The third-quarter earnings report issued by GCL Poly paints the picture of a solar developer in rude good health.
Although the travails of 2012 offer a good comparison for any solar players turning a profit this year, the figures presented by the Chinese power company development subsidiary of GCL-Poly Energy Holdings Ltd, show a rise in net profits to RMB288 million (US$47 million) for January to October. By comparison, net profits for the same period last year were RMB146 million.
Operating income grew from RMB3.54 billion to RMB3.96 billion despite a RMB44 million rise in ‘administrative expenses' to RMB218 million, a RMB26 million rise in financing costs to RMB184 million and an impairment loss on assets of RMB170 million, compared to last year's RMB43 million gain.
The operating income meant operating profits mushroomed from RMB158 million to RMB367 million, helping total profits rise from RMB188 million to RMB398 million.
Staff costs almost halved this year
The healthy top line figures were helped by the company almost halving the wage bill from RMB46 million at the start of the year to RMB26 million at the end of last month which might in part explain the raised admin costs.
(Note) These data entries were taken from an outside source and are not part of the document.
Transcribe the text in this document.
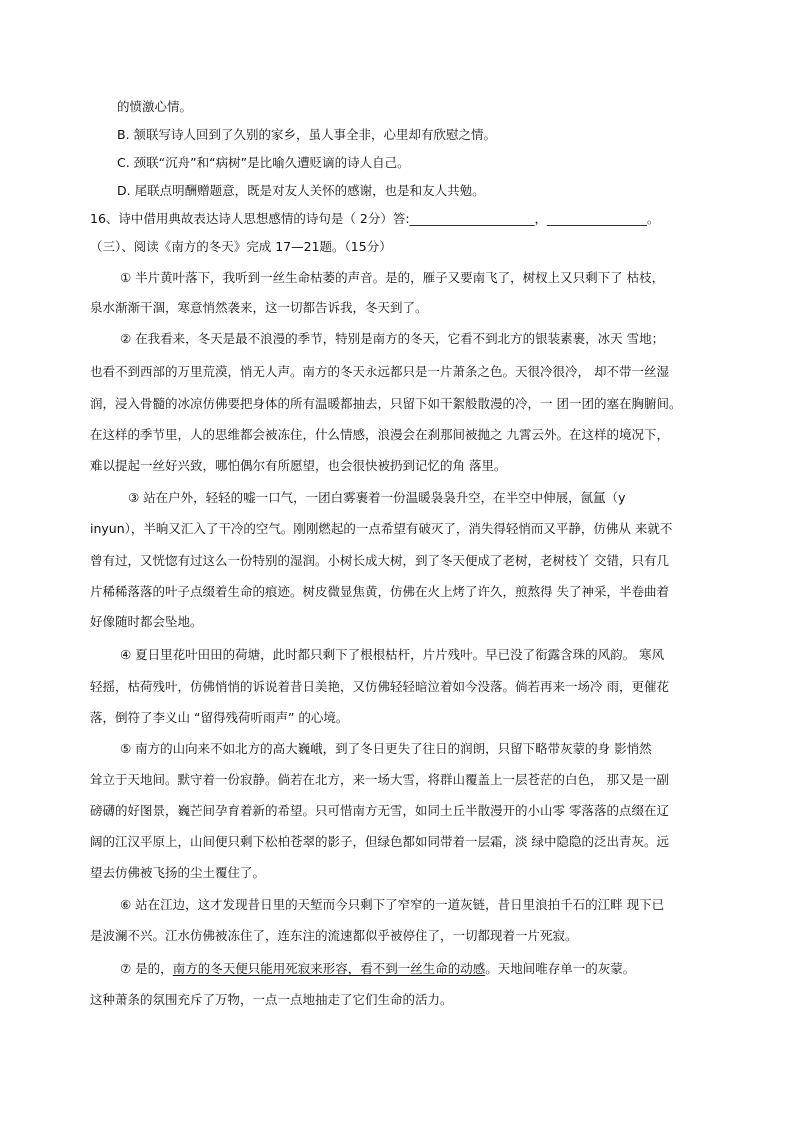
的愤激心情。
B. 颔联写诗人回到了久别的家乡，虽人事全非，心里却有欣慰之情。
C. 颈联“沉舟”和“病树”是比喻久遭贬谪的诗人自己。
D. 尾联点明酬赠题意，既是对友人关怀的感谢，也是和友人共勉。
16、诗中借用典故表达诗人思想感情的诗句是（ 2分）答:____________________，________________。
（三）、阅读《南方的冬天》完成 17—21题。（15分）
① 半片黄叶落下，我听到一丝生命枯萎的声音。是的，雁子又要南飞了，树杈上又只剩下了 枯枝，
泉水渐渐干涸，寒意悄然袭来，这一切都告诉我，冬天到了。
② 在我看来，冬天是最不浪漫的季节，特别是南方的冬天，它看不到北方的银装素裹，冰天 雪地；
也看不到西部的万里荒漠，悄无人声。南方的冬天永远都只是一片萧条之色。天很冷很冷， 却不带一丝湿
润，浸入骨髓的冰凉仿佛要把身体的所有温暖都抽去，只留下如干絮般散漫的冷，一 团一团的塞在胸腑间。
在这样的季节里，人的思维都会被冻住，什么情感，浪漫会在刹那间被抛之 九霄云外。在这样的境况下，
难以提起一丝好兴致，哪怕偶尔有所愿望，也会很快被扔到记忆的角 落里。
③ 站在户外，轻轻的嘘一口气，一团白雾裹着一份温暖袅袅升空，在半空中伸展，氤氲（y
inyun），半晌又汇入了干冷的空气。刚刚燃起的一点希望有破灭了，消失得轻悄而又平静，仿佛从 来就不
曾有过，又恍惚有过这么一份特别的湿润。小树长成大树，到了冬天便成了老树，老树枝丫 交错，只有几
片稀稀落落的叶子点缀着生命的痕迹。树皮微显焦黄，仿佛在火上烤了许久，煎熬得 失了神采，半卷曲着
好像随时都会坠地。
④ 夏日里花叶田田的荷塘，此时都只剩下了根根枯杆，片片残叶。早已没了衔露含珠的风韵。 寒风
轻摇，枯荷残叶，仿佛悄悄的诉说着昔日美艳，又仿佛轻轻暗泣着如今没落。倘若再来一场冷 雨，更催花
落，倒符了李义山 “留得残荷听雨声” 的心境。
⑤ 南方的山向来不如北方的高大巍峨，到了冬日更失了往日的润朗，只留下略带灰蒙的身 影悄然
耸立于天地间。默守着一份寂静。倘若在北方，来一场大雪，将群山覆盖上一层苍茫的白色， 那又是一副
磅礴的好图景，巍芒间孕育着新的希望。只可惜南方无雪，如同土丘半散漫开的小山零 零落落的点缀在辽
阔的江汉平原上，山间便只剩下松柏苍翠的影子，但绿色都如同带着一层霜，淡 绿中隐隐的泛出青灰。远
望去仿佛被飞扬的尘土覆住了。
⑥ 站在江边，这才发现昔日里的天堑而今只剩下了窄窄的一道灰链，昔日里浪拍千石的江畔 现下已
是波澜不兴。江水仿佛被冻住了，连东注的流速都似乎被停住了，一切都现着一片死寂。
⑦ 是的，南方的冬天便只能用死寂来形容，看不到一丝生命的动感。天地间唯存单一的灰蒙。
这种萧条的氛围充斥了万物，一点一点地抽走了它们生命的活力。
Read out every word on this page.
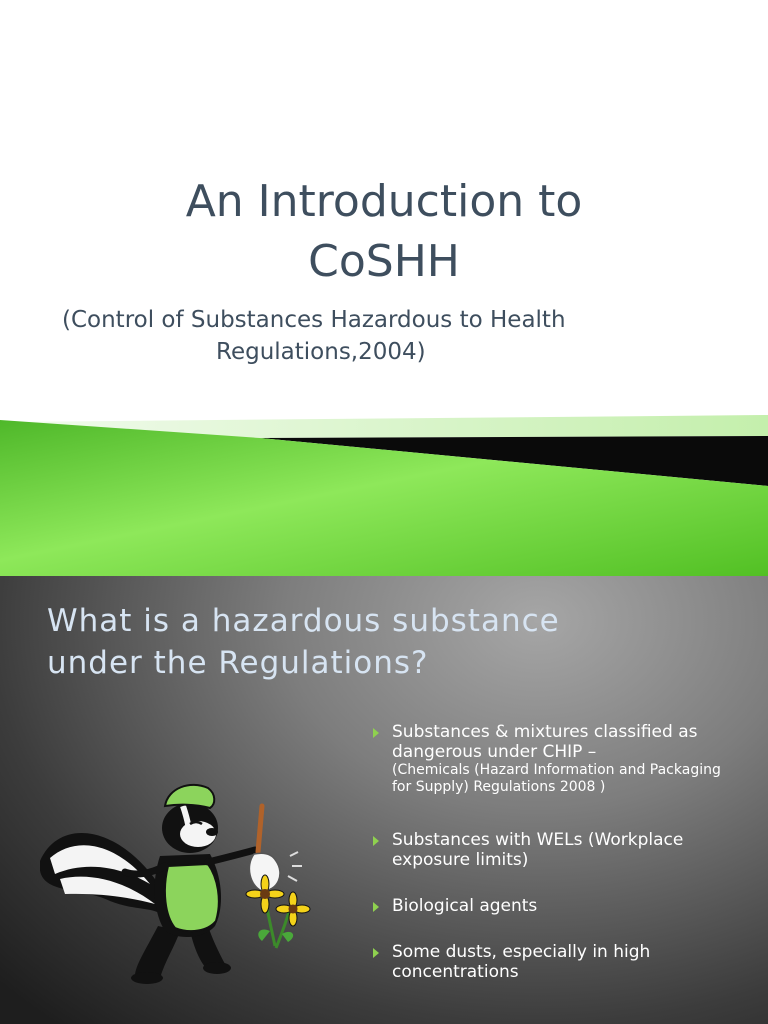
An Introduction to
CoSHH

(Control of Substances Hazardous to Health
Regulations,2004)

What is a hazardous substance
under the Regulations?
Substances & mixtures classified as dangerous under CHIP –
(Chemicals (Hazard Information and Packaging for Supply) Regulations 2008 )
Substances with WELs (Workplace exposure limits)
Biological agents
Some dusts, especially in high concentrations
The bottom line figures showed total assets for GCL Poly Ltd rose from RMB8 billion at the start of the year to RMB10.3 billion on September 30, although the accounts receivable portion of that rose RMB14 million to RMB625 million.
Total liabilities also rose, from RMB4.8 billion on January 1 to RMB6.5 billion a month ago, with short term borrowings rising from RMB680 million to RMB922 million during the year as long term borrowings widened from RMB1.6 billion to RMB1.9 billion.
The figures were released in an earnings statement to the Hong Kong Stock Exchange today.